Frage an Udo Schiefner von Christoph S.
Hallo Herr Schiefner,
ich denke, Sie erinnern sich noch an mich aus dem Kreistag. Wie ich in einer vorangehenden Antwort lesen kann, haben Sie sich gut in Berlin eingelebt - das freut mich.
Aus meiner Sicht läuft die SPD (allen voran Sigmar Gabriel) gerade in den selben Fehler, den vor ihr auch schon die FDP und davor auch die SPD selbst bereits gemacht haben. Um ein unbequemes Thema muss sich der Koalitionspartner kümmern ...
Herr Gabriel verteidigt mit steigender Vehemenz TTIP und CETA und die ungeliebten Schiedsgerichtsklauseln, gerät dadurch mehr unter mehr unter Druck, und Angela Merkel hält sich weitestgehend aus dieser Diskussion raus.
Sehen Sie es nicht auch als Gefahr, dass gerade die SPD solche Regelungen verteidigt, die Großkonzernen Macht gegen Regierungen und damit den Menschen dieses Landes geben?
Sehr geehrter Herr Szallies,
zunächst einmal, ja, nach über einem Jahr als Bundestagsabgeordneter in Berlin kann ich sagen, dass ich mich hier in die Arbeit sehr gut eingelebt habe.

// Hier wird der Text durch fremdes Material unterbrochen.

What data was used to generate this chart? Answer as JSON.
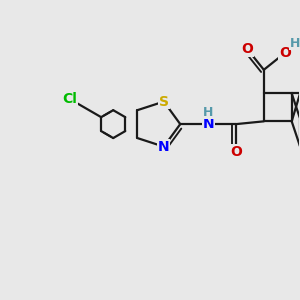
{
  "bg_color": "#e8e8e8",
  "bond_color": "#1a1a1a",
  "atom_colors": {
    "Cl": "#00bb00",
    "S": "#ccaa00",
    "N": "#0000ff",
    "O": "#cc0000",
    "H": "#5599aa",
    "C": "#1a1a1a"
  },
  "figsize": [
    3.0,
    3.0
  ],
  "dpi": 100
}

Zu Ihrer Kritik am Handeln der SPD und unseres Parteivorsitzenden zu CETA und TTIP will ich festhalten: die Freihandelsabkommen fallen in das Aufgabengebiet des Wirtschaftsministers. Für Sigmar Gabriel gibt es die Option nicht, sich aus dem Thema rauszuhalten. Sich rauszuhalten wäre auch nicht in unserem Sinne, denn wenn wir uns nicht einmischen, entscheiden andere für uns. Deshalb haben der Bundesminister und der Deutsche Gewerkschaftsbund gemeinsame Ziele und Anforderungen an die Verhandlungen zum transatlantischen Freihandelsabkommen (TTIP) formuliert, die auch für das europäisch-kanadische Abkommen CETA gelten. Diese wurden vom Parteikonvent der SPD aufgegriffen und beschlossen. Den Kriterienkatalog finden Sie hier: http://goo.gl/Tf3bG5
In der SPD sprechen wir uns grundsätzlich für Handelsabkommen aus. Die Weltwirtschaft braucht verlässliche Regeln. Wir wollen globale Standards für einen fairen und nachhaltigen Welthandel. Wir erwarten deutliche Kostensenkungen durch die gegenseitige Anerkennung von Standards und Zulassungsverfahren.
Die erreichten EU-Standards zu Sozialem, Arbeit, Umwelt, Agrarwirtschaft, Lebensmittelsicherheit, Gesundheit, Datenschutz und Verbraucherrechten dürfen allerdings nicht aufgeweicht werden. Ich erwarte, dass in den Abkommen das jeweils höhere Niveau anerkannt wird! Die Schiedsgerichtsverfahren in beiden Abkommen sehe ich sehr kritisch und betrachte sie aus deutscher Sicht als nicht notwendig angesichts eines funktionierenden Rechtssystems. Doch erst wenn CETA und TTIP in endgültiger Fassung vorliegen und die offenen Punkte geklärt sind, kann ich entscheiden, wie ich mich persönlich bei etwaigen Abstimmungen im Bundestag verhalten werde.
Der Verhandlungstext des CETA-Abkommens wird derzeit auf EU-Ebene überarbeitet. Das Bundeswirtschaftsministerium bringt dabei Änderungsvorschläge zu den Schiedsgerichtsverfahren ein. CETA kann allerdings nach jetziger Einschätzung voraussichtlich erst in drei Jahren endgültig unterzeichnet werden und in Kraft treten. So lange dürfte es dauern, bis die notwendigen Verfahren auf EU-Ebene und in den Mitgliedsländern abgeschlossen sind. Der zeitliche Horizont bei TTIP ist noch länger. Die Verhandlungen sind bei CETA erheblich weiter fortgeschritten.
Egal aber, ob die jetzige oder eine spätere Regierung die Abkommen in den Bundestag einbringen wird. Mit der SPD wird es nur Abkommen geben, die den Interessen der Menschen und der Wirtschaft unseres Landes nützen. Für mein eigenes Abstimmungsverhalten werden die weiteren Diskussionen mit den Bürgern und in meiner Partei ausschlaggebend sein.